Courts sided with American icons like Dr. King, Malcolm X, and Rosa Parks, not because they advocated unpopular ideas of hatred or destruction — but because they faced ongoing hatred and destruction at the hands of racist white southerners. As the Southern Poverty Law Center, the Anti-Defamation League, and leading Jewish American Rabbis note, Geller represents the antithesis of the moral courage that was Rosa Parks.
Repeated demonization can inspire violence. This is a fact. “During the Holocaust, the Nazis went beyond making us social outcasts; they systematically slaughtered our people with unspeakable cruelty. Because we know so well what it is like to be outcasts, we must never, through our deeds or words, make others into modern-day lepers,” says Rabbi Rick Jacobs, president of the largest Jewish denomination in North America. “[W]hat [Geller] does, what she represents, has no place in a Jewish community that is built on tolerance and understanding.”

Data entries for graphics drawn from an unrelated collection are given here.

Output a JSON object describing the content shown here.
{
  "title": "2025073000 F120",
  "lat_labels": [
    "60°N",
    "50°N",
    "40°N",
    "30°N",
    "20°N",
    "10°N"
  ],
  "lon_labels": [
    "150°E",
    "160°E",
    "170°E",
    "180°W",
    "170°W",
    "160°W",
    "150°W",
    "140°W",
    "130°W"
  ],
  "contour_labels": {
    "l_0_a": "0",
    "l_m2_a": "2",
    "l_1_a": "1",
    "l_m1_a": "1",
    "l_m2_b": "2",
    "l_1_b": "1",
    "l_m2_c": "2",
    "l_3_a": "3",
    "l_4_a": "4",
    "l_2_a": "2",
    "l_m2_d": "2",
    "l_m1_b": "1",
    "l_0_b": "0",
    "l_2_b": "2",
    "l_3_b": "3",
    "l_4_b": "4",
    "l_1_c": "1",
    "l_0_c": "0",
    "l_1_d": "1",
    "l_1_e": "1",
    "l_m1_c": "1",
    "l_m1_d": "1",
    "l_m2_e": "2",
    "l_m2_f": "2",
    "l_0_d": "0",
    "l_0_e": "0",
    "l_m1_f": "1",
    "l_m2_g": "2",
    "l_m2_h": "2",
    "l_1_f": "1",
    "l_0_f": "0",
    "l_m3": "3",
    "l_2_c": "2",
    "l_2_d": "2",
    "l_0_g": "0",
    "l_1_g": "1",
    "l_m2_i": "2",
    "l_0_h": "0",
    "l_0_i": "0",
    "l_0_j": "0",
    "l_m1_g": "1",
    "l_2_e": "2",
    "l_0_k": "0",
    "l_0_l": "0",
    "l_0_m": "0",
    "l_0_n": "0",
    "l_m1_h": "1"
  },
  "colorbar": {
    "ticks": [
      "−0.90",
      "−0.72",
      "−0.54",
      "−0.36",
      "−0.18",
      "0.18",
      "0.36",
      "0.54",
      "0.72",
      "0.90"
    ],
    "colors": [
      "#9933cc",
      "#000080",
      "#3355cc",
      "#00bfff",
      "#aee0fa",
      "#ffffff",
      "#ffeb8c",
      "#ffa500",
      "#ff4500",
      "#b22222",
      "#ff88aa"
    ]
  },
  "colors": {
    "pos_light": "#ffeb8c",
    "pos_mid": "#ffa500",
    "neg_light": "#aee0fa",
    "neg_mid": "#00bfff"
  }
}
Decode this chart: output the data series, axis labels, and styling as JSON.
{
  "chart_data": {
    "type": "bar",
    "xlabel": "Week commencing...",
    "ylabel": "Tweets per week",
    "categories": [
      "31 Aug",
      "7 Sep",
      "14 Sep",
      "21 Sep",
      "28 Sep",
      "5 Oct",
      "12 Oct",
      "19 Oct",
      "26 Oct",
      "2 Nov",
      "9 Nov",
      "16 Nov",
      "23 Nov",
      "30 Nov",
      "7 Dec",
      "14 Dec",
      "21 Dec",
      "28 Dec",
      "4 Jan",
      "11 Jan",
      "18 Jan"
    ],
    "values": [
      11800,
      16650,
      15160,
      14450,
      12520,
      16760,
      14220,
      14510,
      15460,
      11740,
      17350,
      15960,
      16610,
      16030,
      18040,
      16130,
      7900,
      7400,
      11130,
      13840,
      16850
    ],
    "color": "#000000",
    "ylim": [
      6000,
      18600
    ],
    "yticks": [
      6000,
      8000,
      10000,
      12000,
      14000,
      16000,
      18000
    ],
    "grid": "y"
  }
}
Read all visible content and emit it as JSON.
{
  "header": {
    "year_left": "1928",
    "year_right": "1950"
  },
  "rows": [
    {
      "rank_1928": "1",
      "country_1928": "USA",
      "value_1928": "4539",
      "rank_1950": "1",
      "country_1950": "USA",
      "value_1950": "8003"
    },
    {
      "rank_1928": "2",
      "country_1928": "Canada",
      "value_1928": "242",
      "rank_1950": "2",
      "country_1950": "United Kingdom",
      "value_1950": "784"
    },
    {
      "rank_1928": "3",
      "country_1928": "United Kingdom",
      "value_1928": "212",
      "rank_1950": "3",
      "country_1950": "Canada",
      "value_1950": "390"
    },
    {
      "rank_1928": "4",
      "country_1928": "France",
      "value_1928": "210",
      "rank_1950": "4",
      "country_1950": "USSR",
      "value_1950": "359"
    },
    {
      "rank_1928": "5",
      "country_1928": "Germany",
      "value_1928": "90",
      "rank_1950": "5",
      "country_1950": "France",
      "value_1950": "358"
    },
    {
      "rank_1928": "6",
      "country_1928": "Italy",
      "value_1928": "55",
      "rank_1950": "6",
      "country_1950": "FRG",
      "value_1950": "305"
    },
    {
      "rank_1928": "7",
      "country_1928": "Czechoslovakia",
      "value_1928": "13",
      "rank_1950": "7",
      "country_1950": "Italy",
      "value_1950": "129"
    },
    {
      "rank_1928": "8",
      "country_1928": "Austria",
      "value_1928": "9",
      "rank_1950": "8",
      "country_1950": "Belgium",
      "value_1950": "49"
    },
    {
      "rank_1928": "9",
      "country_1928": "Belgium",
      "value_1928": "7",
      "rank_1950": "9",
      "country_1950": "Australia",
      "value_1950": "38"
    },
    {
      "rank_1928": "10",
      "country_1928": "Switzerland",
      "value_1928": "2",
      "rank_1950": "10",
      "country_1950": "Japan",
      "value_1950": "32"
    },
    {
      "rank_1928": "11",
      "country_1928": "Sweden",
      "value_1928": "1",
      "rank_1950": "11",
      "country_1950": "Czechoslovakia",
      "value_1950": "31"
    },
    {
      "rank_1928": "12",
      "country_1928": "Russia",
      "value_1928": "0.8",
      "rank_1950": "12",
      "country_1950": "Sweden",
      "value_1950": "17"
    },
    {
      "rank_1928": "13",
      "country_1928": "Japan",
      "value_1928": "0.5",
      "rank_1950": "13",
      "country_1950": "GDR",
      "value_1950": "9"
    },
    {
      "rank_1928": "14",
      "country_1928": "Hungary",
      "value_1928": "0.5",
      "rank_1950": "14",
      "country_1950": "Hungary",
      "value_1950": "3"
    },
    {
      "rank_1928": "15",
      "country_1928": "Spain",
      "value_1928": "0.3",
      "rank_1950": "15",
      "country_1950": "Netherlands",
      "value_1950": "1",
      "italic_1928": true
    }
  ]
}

Where to begin? First, the idea that free speech jurisprudence is little more than an extension of the civil rights movement is sheer fantasy. Indeed, the Supreme Court has ruled in favor of racists and civil rights leaders alike, and most leading free speech cases had nothing to do with race at all. But that’s almost a side issue compared to the utterly dreadful use of the Holocaust to condemn Geller. In point of fact, it is the jihadists, not Geller who not only threaten genocide but do everything in their power to make it happen. If not for the protection of the IDF, Jews in Israel would face indescribable slaughter. Until American air strikes and Kurdish resistance helped slow ISIS, Christians and Yazidis stared genocide in the face. Religious minorities behind ISIS lines still face mass executions. To bring up the problem of genocide then peg it to speech uttered by a woman who’s not harmed a single human being in her life — all while actual genocidal maniacs are rampaging across the Middle East — is beyond the moral and intellectual pale.
Here’s Rashid’s big ending:
No law, no matter how specific, can legislate morality — and speech is essentially a moral issue. If we truly want peace, society must rise above the intolerance that Geller and ISIS alike espouse.
How many pilots has Pamela Geller burned alive? How many Muslims has she beheaded? How many young Muslim girls has she kidnapped to sell into sexual slavery? When did she declare a theocracy and issue orders that everyone must convert or die? Dear Mr. Rashid, Pamela Geller expresses opinions you don’t like. But if you ever found yourself in the new caliphate, you would have to conform or die a horrible death. There is no meaningful sense in which Geller and ISIS are “alike.”